Phillips explains that people often point to the “steroids argument" that enormous doses of supplementary testosterone increases muscle and strength. “That's a completely different paradigm and people who use that as an argument need a lesson in circular logic and deductive reasoning!” he writes.
Of course, it all comes down to identifying what works so we can get leaner, stronger, bigger, and perform better athletically. Here are a few take away points from Drs. Phillips and West:
• To drive hypertrophy in the short term, the key is to maximize protein synthesis. A threshold volume of training is critical to enhance protein synthesis pathways. For example, research shows that activation of certain muscle building pathways (called p70s6K1) are rejuvenated by taking protein 24 hours after training, particularly if a greater volume (at least three sets to failure) is performed.
• Post-exercise nutrition in the form of protein ingestion is critical and can markedly increase the protein synthesis response. Milk protein is superior to soy or carbs. Evidence from other scientists shows whey, which is derived from milk, is the best protein source of all.
• In speculating on the significance of the hormone response to resistance training, Dr. West suggests it could be to help mobilize fuel sources to meet the energy demands of the exercise. It’s also possible exercise-induced hormones like GH and IGF-1 help to remodel connective tissues, which could be relevant for maximal strength, since stronger connective tissue could enhance the ability to endure higher training loads.
• Measuring testosterone (T) can be useful in order to assess training motivation and readiness to perform or compete. This was not addressed by the McMaster research group, but scientists from Imperial College in London found that T levels are relevant for athletes with high levels of baseline strength.

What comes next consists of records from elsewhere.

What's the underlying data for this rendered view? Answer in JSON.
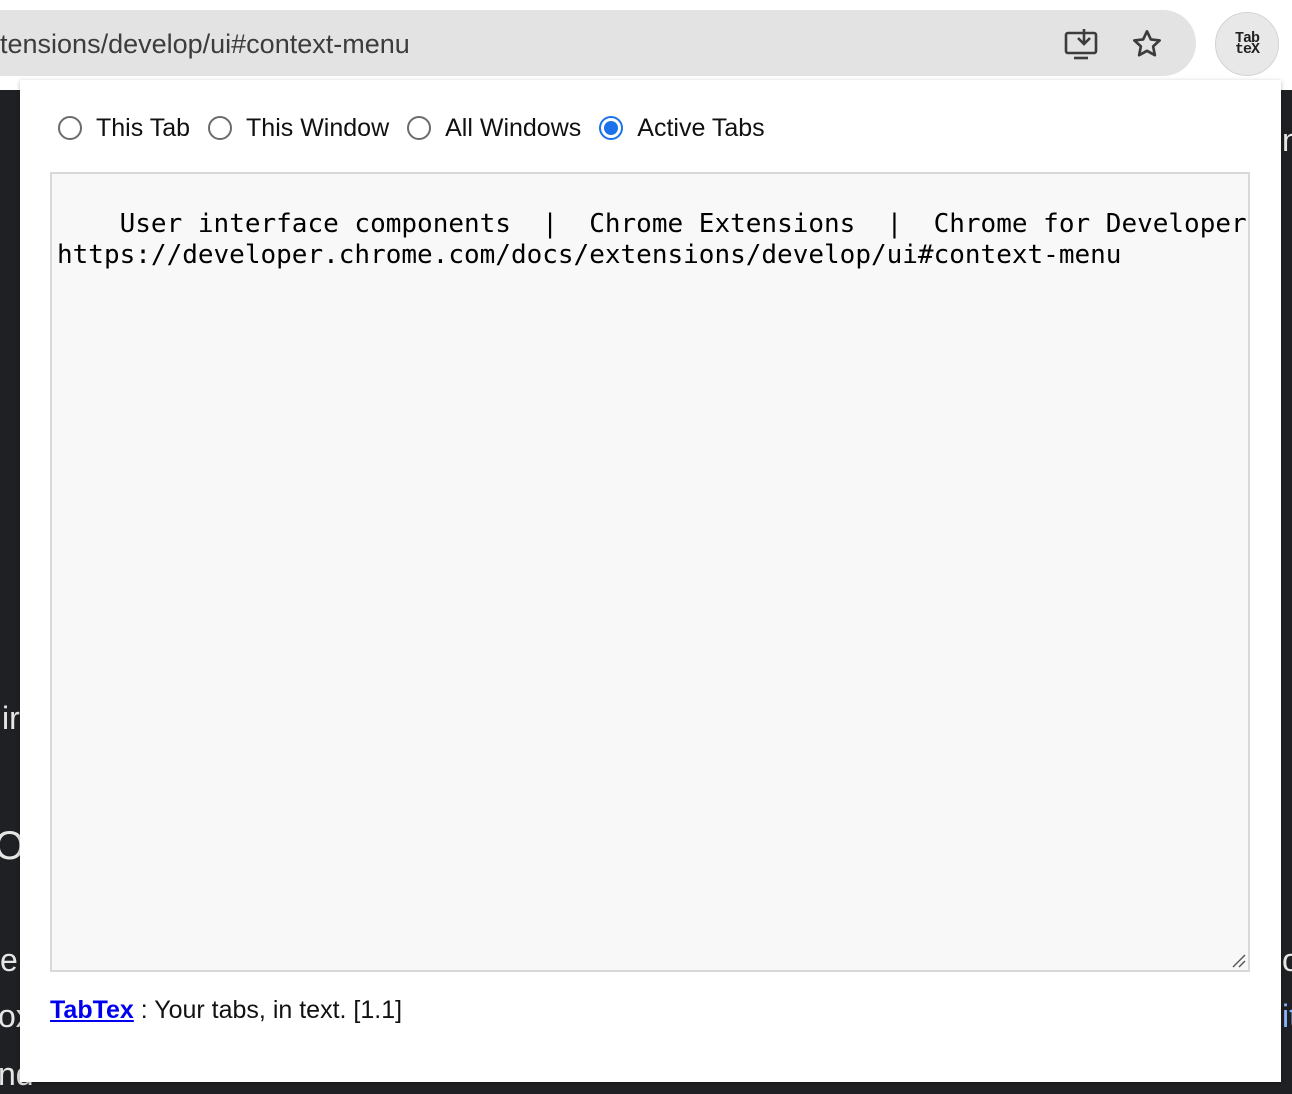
{
  "browser": {
    "url_visible": "tensions/develop/ui#context-menu",
    "icons": [
      "install-app-icon",
      "star-icon"
    ],
    "extension_logo": "TabTex"
  },
  "background_fragments": [
    "ir",
    "O",
    "e",
    "ox",
    "nd",
    "n",
    "or",
    "it"
  ],
  "popup": {
    "scopes": [
      {
        "label": "This Tab",
        "checked": false
      },
      {
        "label": "This Window",
        "checked": false
      },
      {
        "label": "All Windows",
        "checked": false
      },
      {
        "label": "Active Tabs",
        "checked": true
      }
    ],
    "output_text": "User interface components  |  Chrome Extensions  |  Chrome for Developers\nhttps://developer.chrome.com/docs/extensions/develop/ui#context-menu",
    "footer": {
      "link": "TabTex",
      "text": " : Your tabs, in text. [1.1]"
    }
  },
  "colors": {
    "accent": "#1a73e8",
    "link": "#0000ee",
    "page_dark": "#1f2023"
  }
}
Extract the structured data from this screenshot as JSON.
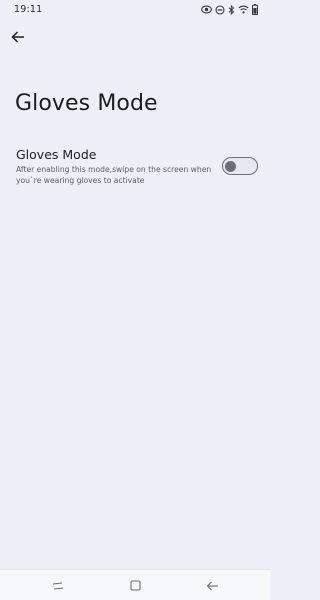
{
  "status_bar": {
    "time": "19:11",
    "icons": [
      "eye-comfort-icon",
      "do-not-disturb-icon",
      "bluetooth-icon",
      "wifi-icon",
      "battery-icon"
    ]
  },
  "header": {
    "back_icon": "arrow-back-icon"
  },
  "page": {
    "title": "Gloves Mode"
  },
  "setting": {
    "title": "Gloves Mode",
    "description": "After enabling this mode,swipe on the screen when you`re wearing gloves to activate",
    "enabled": false
  },
  "nav_bar": {
    "buttons": [
      "recents-icon",
      "home-icon",
      "back-icon"
    ]
  },
  "colors": {
    "background": "#eef0f7",
    "toggle_off": "#6d7078"
  }
}
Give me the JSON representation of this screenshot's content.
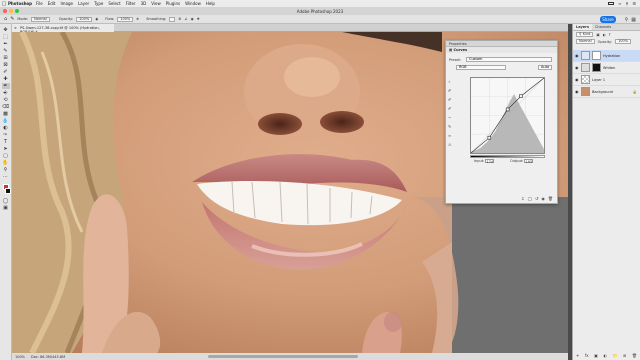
{
  "menubar": {
    "app": "Photoshop",
    "items": [
      "File",
      "Edit",
      "Image",
      "Layer",
      "Type",
      "Select",
      "Filter",
      "3D",
      "View",
      "Plugins",
      "Window",
      "Help"
    ],
    "status_icons": [
      "battery-icon",
      "wifi-icon",
      "search-icon",
      "control-center-icon"
    ],
    "status_time": ""
  },
  "titlebar": {
    "title": "Adobe Photoshop 2023"
  },
  "options": {
    "mode_label": "Mode:",
    "mode_value": "Normal",
    "opacity_label": "Opacity:",
    "opacity_value": "100%",
    "flow_label": "Flow:",
    "flow_value": "100%",
    "smoothing_label": "Smoothing:",
    "smoothing_value": "",
    "share_label": "Share"
  },
  "document_tab": {
    "label": "PS-Gwen-127-36-copy.tif @ 100% (Hydration, RGB/16) *"
  },
  "properties": {
    "tab": "Properties",
    "adjustment": "Curves",
    "preset_label": "Preset:",
    "preset_value": "Custom",
    "channel_value": "RGB",
    "auto_label": "Auto",
    "input_label": "Input:",
    "input_value": "174",
    "output_label": "Output:",
    "output_value": "193"
  },
  "curves_data": {
    "histogram": [
      2,
      3,
      3,
      4,
      5,
      6,
      7,
      8,
      10,
      12,
      14,
      16,
      18,
      21,
      24,
      26,
      29,
      32,
      35,
      40,
      44,
      48,
      52,
      58,
      62,
      66,
      72,
      76,
      80,
      85,
      88,
      92,
      95,
      90,
      86,
      82,
      78,
      74,
      70,
      66,
      62,
      58,
      54,
      50,
      46,
      42,
      38,
      34,
      30,
      26,
      22,
      18,
      14,
      10,
      6
    ],
    "curve_points": [
      [
        0,
        0
      ],
      [
        64,
        52
      ],
      [
        128,
        148
      ],
      [
        174,
        193
      ],
      [
        255,
        255
      ]
    ]
  },
  "layers_panel": {
    "tabs": [
      "Layers",
      "Channels"
    ],
    "kind_label": "Kind",
    "mode_value": "Normal",
    "opacity_label": "Opacity:",
    "opacity_value": "100%",
    "layers": [
      {
        "name": "Hydration",
        "selected": true,
        "has_mask": true
      },
      {
        "name": "Whiten",
        "selected": false,
        "has_mask": true
      },
      {
        "name": "Layer 1",
        "selected": false,
        "has_mask": false
      },
      {
        "name": "Background",
        "selected": false,
        "has_mask": false
      }
    ]
  },
  "statusbar": {
    "zoom": "100%",
    "doc_info": "Doc: 86.3M/445.8M"
  },
  "colors": {
    "accent": "#1473e6",
    "foreground_swatch": "#c23a3a",
    "background_swatch": "#111111"
  }
}
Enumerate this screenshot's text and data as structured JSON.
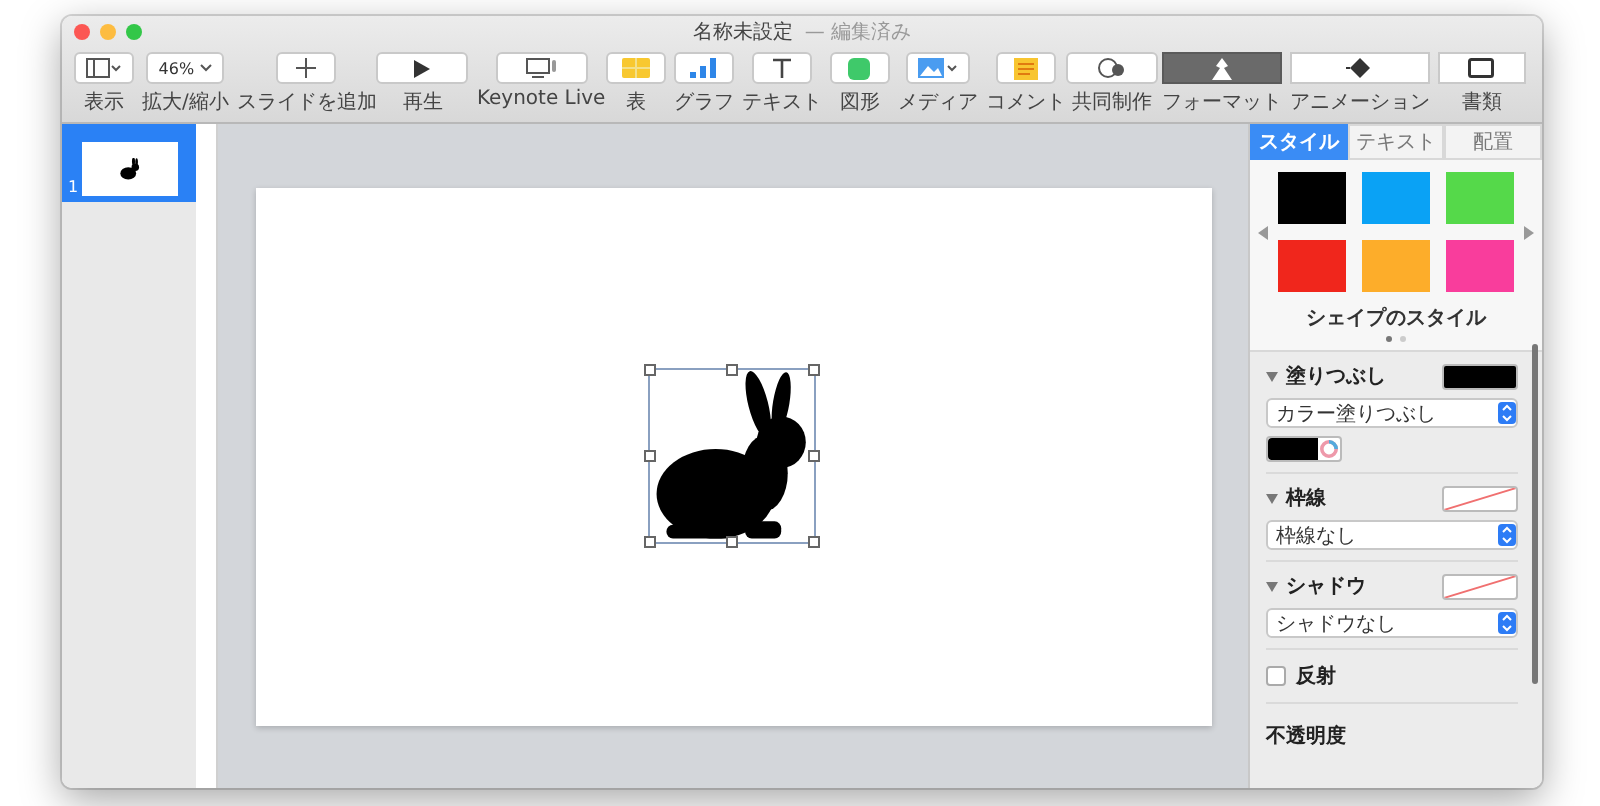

For example, one study showed that in male athletes with high strength levels (1RM squat of 2 times body weight), free T was a strong individual predictor of squat and sprinting performance. For weaker athletes (1RM squat of less than 1.9 times body weight), free T was a poor predictor of performance.
• A variety of studies have shown that athletes with higher T levels before training or competition will perform better and are more likely to win. This holds true for men and women: A recent study of pre-workout T levels in elite netball players showed that T was positivity correlated with self-selected squat and bench press workload and maximal medicine ball throw performance.
• Light load training to failure has been shown to trigger a similar degree of hypertrophy as heavy load training in untrained individuals. This shows that lighter loads with adequate volume can be used to build or maintain muscle mass in the general population, and it’s particularly relevant for older people.
• For athletes, a high degree of maximal strength is clearly advantageous. For advanced trainees, heavier loads appear to be superior because they result in greater neuromuscular adaptations.